Monday, October 31, 2011

Fuchs’ Endothelial Dystrophy

Signs and Symptoms
Late hereditary (Fuchs’) endothelial dystrophy is usually seen in the fifth or sixth decade of life. It is more common in women than men, bilateral, and usually of dominant inheritance. The dystrophy itself stems from the primary malfunction of the corneal endothelium. This ultimately causes the disruption of the corneal dehydration system and consequently a physiologically and optically compromised tissue. Presenting symptoms include decreased vision, foreign body sensation and pain upon waking. Biomicroscopic findings include focal thickenings of the Descemet’s membrane known as corneal guttata, corneal stromal edema, folds in Descemet’s membrane secondary to corneal edema, fine pigment dusting on the corneal endothelium, and in advanced stages, corneal pannus, and bullous keratopathy. In general, corneal dystrophies exhibit familial patterns and have no association with systemic or environmental factors. It is associated with a slightly increased prevalence of open angle glaucoma.


The cornea consists of five discrete layers: epithelium, Bowman’s layer, stroma, Descemet’s membrane and endothelium. When healthy, the endothelial cell layer is a single stratum of hexagonal cells that borders Descemet’s membrane. It shows great metabolic activity and is actively involved in the maintenance of corneal dehydration. Following trauma or injury, the surrounding endothelial cells slide over to the injured area. There is no mitotic activity in the adult endothelium. This focal enlargement and/or change in shape of the endothelial layers can be seen using special biomicroscopic techniques and is called polymegathism and pleomorphism, respectively.

The clinical and histopathological progression of Fuchs’ is complex, but can best be divided into three stages, which usually span 10 to 20 years. In the first stage the patient is initially asymptomatic, but manifests central irregularly distributed guttata warts and geographically arranged pigment dusting. Occasionally, a diffuse brown pigmentation of the central posterior surface is also seen. Histologically, the endothelial cells show degeneration and deposition of abnormal Descemet’s membrane material.

In the second stage the patient develops stromal and epithelial edema, with symptoms of glare and hazy vision. Visual acuity is usually 20/30 or better. As edema increases, the stroma thickens centrally, the opacity spreads peripherally and the epithelium develops bullae, which correspond to intraepithelial lakes of fluid. As stromal edema increases, Descemet’s membrane develops folds and vision falls. Eventually, the benefit of better vision late in the day is lost, the epithelium becomes more bullous, and pain and photophobia develops.

In the third phase, subepithelial connective tissues appears centrally. This is an avascular tissue that does not migrate in from the periphery like pannus, but arises in the central cornea. Clinically, it appears as an irregular, dense, gray, swirling sheet of scar tissue. Histologically, it consists of active fibroblasts and of large and small collagen fibrils between Bowman’s layer and the epithelium. In advanced cases, the stromal edema and epithelial bullae disappear as the stroma scars, and the patient becomes more comfortable even though the visual acuity is severely reduced.

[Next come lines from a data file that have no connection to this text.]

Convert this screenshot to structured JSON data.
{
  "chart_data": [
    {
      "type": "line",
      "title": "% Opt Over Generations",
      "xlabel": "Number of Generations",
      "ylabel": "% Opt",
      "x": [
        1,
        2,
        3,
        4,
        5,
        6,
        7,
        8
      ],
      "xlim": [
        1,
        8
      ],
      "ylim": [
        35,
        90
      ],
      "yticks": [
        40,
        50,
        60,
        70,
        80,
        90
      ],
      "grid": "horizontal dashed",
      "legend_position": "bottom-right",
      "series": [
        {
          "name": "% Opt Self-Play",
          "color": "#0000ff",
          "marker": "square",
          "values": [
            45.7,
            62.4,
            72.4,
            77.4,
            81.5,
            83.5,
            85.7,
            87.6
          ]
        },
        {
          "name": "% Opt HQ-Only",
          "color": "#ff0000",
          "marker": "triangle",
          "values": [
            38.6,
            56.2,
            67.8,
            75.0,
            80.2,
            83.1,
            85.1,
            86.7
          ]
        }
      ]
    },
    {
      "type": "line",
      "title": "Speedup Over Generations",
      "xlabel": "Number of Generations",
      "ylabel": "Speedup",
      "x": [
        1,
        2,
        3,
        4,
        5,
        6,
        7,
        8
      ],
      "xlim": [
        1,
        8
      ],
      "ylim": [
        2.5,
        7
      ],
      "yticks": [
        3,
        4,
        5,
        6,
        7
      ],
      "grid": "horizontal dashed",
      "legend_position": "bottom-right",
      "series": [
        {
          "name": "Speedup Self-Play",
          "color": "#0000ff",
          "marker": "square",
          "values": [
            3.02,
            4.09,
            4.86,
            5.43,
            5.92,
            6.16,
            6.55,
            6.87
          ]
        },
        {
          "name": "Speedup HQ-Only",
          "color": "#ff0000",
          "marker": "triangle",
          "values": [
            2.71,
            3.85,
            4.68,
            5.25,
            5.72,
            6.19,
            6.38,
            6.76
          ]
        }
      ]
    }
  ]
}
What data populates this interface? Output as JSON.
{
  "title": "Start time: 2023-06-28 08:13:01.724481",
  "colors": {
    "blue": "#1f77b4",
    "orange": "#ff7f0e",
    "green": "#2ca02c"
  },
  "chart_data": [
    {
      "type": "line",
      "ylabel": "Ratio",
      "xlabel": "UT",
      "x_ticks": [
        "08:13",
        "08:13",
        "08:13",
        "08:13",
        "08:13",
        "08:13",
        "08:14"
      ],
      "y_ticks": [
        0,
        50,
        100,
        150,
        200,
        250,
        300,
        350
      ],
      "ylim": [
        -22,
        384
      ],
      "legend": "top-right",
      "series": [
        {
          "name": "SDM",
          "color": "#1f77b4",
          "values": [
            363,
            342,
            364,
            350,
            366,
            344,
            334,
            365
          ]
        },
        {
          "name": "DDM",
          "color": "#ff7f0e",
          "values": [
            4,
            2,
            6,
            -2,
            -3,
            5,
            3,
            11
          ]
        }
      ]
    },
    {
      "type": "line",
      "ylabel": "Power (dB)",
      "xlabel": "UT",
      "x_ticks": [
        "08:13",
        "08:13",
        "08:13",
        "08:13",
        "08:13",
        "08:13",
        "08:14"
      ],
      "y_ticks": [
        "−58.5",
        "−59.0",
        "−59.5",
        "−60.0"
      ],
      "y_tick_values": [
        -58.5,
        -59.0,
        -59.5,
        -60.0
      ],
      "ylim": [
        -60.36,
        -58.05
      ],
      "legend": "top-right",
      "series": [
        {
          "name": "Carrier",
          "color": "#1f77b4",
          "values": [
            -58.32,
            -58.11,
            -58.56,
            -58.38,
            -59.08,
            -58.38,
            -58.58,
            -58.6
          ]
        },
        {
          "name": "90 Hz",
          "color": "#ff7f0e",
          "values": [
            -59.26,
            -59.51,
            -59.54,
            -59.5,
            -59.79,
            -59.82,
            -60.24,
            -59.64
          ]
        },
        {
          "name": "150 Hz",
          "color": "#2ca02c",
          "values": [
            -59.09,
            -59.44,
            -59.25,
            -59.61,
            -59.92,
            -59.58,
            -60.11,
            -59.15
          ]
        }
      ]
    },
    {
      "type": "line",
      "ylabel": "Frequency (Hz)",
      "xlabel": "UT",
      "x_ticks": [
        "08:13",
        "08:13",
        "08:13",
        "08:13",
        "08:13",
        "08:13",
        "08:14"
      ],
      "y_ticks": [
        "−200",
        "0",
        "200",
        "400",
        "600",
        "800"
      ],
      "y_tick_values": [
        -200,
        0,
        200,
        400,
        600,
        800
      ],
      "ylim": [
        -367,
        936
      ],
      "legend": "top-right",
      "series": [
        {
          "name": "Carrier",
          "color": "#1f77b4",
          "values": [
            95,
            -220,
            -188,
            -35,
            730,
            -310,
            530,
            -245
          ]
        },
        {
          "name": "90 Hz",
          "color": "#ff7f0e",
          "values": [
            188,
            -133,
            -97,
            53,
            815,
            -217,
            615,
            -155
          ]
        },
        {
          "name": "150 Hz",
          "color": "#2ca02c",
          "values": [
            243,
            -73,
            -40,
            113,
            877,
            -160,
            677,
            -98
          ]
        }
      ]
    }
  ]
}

The treatment for Fuchs’ endothelial dystrophy varies, depending upon the severity of the disease, and may range from hypertonic drops to surgical intervention. Patients with early stromal and/or epithelial edema may be treated conservatively at first with 5% sodium chloride drops q.i.d. and 5% sodium chloride ointment at bedtime. (Use of a hair dryer held at arms length from the surface of the cornea, in combination with the hyperosmotic agents, may dry out the corneal surfaces and decrease the time the blur persists.)

A therapeutic soft lens (bandage lens) is beneficial in alleviating patient discomfort. A loosely fitting, flat, high-water content soft contact lens will decrease the irregular astigmatism and the pain from ruptured epithelial bullae. This mode of treatment has made life more pleasant for patients who could not afford corneal transplants or who are awaiting a triple procedure with advancing cataract. Take note that any elevation of IOP forces more fluid into the stroma across the compromised endothelium. Appropriate pressure reduction with topical and or oral ocular antihypertensive medications may decrease the progression and symptoms secondary to corneal edema. Corneal grafts for Fuchs’ dystrophy account for approximately 10 percent of all corneal grafts performed. Generally, if the graft is performed before there is involvement of the peripheral cornea, there is an 80 percent likelihood that the graft will remain clear for two years. Keratoplasty in eyes with narrow angles should include lens removal to avoid angle closure with formation of peripheral anterior synechiae. Patients with both Fuchs’ endothelial dystrophy and cataracts will do well with a combined penetrating keratoplasty and cataract extraction.

Clinical Pearls

Corneal guttata seen in young, asymptomatic patients are known as Hassall-Henle bodies and are of no clinical significance.

Excessive central guttata in the absence of corneal edema is termed endothelial cell dystrophy. Endothelial cell dystrophy may remain stable or progress to Fuchs’ dystrophy.